We are trying to implement log shipping to run hourly. If our nightly full backup takes 1 hour and 45 minutes, what is our recovery process? Is it a bad thing to have a transactional backup in the middle of a full backup?

Yes, this is bad because it can lead to your log shipped database getting out of sync and will probably result in Error 4305; error 4305 states that the log in a backup set is too late to apply, which means your log shipping jobs will fail until you can synchronize the databases. You should schedule your transaction log backup job to stop before your full backup job begins and then to restart once it has completed. See the Microsoft TechNet article on setting up Log Shipping.

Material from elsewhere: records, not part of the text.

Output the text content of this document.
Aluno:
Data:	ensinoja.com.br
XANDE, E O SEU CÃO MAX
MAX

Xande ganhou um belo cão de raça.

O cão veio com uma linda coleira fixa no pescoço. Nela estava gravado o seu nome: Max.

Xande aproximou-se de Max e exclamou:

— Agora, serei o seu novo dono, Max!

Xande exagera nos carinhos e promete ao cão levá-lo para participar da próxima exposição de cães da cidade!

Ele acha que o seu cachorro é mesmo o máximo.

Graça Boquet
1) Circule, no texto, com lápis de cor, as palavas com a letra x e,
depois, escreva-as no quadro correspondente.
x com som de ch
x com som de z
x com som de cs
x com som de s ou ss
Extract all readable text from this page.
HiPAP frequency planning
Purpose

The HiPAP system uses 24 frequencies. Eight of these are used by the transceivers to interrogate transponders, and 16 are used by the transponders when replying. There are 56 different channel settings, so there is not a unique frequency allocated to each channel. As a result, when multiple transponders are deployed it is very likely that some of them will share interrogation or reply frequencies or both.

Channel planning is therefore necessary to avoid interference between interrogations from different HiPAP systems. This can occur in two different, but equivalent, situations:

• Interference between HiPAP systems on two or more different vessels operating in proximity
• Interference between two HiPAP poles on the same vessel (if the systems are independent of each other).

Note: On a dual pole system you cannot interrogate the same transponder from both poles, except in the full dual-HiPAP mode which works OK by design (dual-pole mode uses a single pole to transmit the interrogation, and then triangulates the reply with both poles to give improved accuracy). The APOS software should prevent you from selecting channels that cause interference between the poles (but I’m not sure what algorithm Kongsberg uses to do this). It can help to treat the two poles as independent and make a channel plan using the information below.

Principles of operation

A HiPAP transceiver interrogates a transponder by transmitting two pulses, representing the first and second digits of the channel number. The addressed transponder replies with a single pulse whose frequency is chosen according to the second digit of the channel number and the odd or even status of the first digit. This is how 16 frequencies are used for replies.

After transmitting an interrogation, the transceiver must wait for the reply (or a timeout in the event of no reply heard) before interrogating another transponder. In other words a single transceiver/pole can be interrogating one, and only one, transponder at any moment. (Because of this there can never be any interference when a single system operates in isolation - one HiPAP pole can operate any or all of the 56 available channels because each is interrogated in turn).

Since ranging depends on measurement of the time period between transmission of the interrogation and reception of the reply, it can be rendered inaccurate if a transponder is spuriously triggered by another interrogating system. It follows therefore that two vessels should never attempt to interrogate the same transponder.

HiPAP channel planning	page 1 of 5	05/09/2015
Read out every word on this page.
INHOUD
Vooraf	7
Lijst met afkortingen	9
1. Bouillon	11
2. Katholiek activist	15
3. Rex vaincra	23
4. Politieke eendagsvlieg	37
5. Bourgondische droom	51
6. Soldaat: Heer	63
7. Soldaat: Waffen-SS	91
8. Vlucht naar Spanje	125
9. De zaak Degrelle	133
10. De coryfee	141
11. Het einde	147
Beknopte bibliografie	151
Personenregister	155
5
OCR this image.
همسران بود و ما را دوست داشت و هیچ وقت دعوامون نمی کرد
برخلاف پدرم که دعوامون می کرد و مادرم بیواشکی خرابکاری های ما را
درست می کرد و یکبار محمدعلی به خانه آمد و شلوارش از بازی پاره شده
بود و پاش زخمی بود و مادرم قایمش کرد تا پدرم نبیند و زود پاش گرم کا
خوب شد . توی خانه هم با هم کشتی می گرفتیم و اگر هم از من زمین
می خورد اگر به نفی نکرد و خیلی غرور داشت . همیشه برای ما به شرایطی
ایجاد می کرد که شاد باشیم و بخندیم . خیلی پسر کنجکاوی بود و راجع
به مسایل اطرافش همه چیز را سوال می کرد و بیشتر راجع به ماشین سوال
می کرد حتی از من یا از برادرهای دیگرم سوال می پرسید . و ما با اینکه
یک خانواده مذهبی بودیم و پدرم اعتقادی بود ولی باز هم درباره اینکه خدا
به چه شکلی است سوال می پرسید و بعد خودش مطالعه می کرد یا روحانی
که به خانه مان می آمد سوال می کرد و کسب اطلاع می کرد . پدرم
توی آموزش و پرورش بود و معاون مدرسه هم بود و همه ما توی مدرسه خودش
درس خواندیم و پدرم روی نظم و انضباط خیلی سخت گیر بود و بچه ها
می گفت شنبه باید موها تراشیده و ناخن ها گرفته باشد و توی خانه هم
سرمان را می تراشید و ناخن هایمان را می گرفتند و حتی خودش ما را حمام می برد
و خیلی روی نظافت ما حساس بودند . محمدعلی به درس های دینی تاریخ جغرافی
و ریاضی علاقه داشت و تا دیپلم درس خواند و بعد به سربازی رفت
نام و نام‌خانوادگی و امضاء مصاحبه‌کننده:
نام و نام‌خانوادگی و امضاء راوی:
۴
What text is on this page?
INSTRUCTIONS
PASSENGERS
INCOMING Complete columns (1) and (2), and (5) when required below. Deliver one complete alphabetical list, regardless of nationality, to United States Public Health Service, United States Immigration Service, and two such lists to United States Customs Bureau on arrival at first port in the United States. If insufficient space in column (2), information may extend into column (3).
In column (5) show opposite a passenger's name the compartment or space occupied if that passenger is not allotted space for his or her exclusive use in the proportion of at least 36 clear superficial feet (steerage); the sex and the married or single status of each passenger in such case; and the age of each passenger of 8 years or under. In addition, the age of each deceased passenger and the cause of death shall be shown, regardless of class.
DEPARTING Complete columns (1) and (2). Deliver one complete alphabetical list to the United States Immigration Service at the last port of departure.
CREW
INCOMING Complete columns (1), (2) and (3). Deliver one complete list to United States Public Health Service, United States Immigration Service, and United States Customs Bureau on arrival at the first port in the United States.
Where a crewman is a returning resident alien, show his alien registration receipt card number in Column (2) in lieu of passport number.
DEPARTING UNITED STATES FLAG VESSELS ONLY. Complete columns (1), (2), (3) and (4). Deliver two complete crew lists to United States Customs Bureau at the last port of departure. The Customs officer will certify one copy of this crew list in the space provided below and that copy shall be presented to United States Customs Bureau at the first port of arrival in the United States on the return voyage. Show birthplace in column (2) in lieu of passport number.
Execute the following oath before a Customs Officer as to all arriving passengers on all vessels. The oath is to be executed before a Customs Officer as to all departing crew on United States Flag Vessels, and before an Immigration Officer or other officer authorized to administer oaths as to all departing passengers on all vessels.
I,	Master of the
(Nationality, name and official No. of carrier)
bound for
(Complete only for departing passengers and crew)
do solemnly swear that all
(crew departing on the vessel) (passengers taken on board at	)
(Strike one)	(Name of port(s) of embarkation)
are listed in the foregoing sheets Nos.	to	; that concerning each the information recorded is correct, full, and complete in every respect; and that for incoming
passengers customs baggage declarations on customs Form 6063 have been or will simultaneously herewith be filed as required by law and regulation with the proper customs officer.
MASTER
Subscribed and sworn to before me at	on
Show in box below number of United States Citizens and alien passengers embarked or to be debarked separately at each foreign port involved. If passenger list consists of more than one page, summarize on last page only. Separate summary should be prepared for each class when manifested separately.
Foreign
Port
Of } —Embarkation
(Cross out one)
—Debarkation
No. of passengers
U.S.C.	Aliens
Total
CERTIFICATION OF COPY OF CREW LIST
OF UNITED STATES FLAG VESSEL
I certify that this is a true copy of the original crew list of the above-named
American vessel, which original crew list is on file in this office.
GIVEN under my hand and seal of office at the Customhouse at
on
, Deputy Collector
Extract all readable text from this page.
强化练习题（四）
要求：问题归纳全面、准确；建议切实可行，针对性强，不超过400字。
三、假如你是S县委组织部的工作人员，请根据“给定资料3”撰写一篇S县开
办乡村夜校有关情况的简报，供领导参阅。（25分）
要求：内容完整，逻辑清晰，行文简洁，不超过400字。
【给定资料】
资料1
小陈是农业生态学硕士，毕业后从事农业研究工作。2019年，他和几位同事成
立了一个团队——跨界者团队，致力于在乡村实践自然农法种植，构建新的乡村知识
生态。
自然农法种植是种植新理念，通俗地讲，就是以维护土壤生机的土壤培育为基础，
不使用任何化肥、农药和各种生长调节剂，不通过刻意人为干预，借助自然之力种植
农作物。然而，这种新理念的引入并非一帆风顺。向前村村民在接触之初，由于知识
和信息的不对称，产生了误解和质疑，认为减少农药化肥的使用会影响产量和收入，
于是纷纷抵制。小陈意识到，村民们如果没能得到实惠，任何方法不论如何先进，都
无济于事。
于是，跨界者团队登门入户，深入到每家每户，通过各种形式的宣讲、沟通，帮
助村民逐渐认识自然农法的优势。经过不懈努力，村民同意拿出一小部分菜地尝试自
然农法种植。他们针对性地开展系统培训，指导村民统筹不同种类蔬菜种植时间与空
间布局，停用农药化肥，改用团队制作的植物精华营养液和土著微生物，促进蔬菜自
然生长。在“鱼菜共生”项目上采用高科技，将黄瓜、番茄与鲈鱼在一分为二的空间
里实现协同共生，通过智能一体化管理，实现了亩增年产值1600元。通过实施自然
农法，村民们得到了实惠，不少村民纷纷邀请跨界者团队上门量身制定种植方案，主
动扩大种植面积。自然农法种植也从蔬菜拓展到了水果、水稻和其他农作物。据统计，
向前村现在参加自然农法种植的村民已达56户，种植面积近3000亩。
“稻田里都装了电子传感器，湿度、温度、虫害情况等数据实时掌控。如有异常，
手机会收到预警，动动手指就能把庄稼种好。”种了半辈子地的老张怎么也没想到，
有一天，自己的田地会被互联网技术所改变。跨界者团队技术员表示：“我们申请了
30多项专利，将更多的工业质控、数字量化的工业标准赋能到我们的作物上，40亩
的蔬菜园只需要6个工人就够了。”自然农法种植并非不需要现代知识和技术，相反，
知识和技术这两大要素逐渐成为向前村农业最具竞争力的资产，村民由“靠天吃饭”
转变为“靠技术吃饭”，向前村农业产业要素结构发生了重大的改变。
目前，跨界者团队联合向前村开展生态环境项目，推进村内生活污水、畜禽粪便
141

When you perform a a full database backup SQL Server stores the ending log sequence number (LSN), which becomes the starting LSN for the next transaction log backup. So, if you are performing a transaction log backup while your full database backup is executing, and that transaction log backup is successful, once it is shipped and applied to the subscriber it will have a different starting LSN than the ending LSN of the full backup. This is not allowed and SQL Server will throw error 4305.

One Response to “We are trying to implement log shipping to run hourly. If our nightly full backup takes 1 hour and 45 minutes, what is our recovery process? Is it a bad thing to have a transactional backup in the middle of a full backup?”

  1. Bryan Oliver Says:

    This was the case with SQL 2000 but MS changed a lot of the background tasks to allow log backups to run concurrently with a full backup in 2005 and 2008.

    Just remember that the log backup belongs to the last completed full backup not the one that is currently running.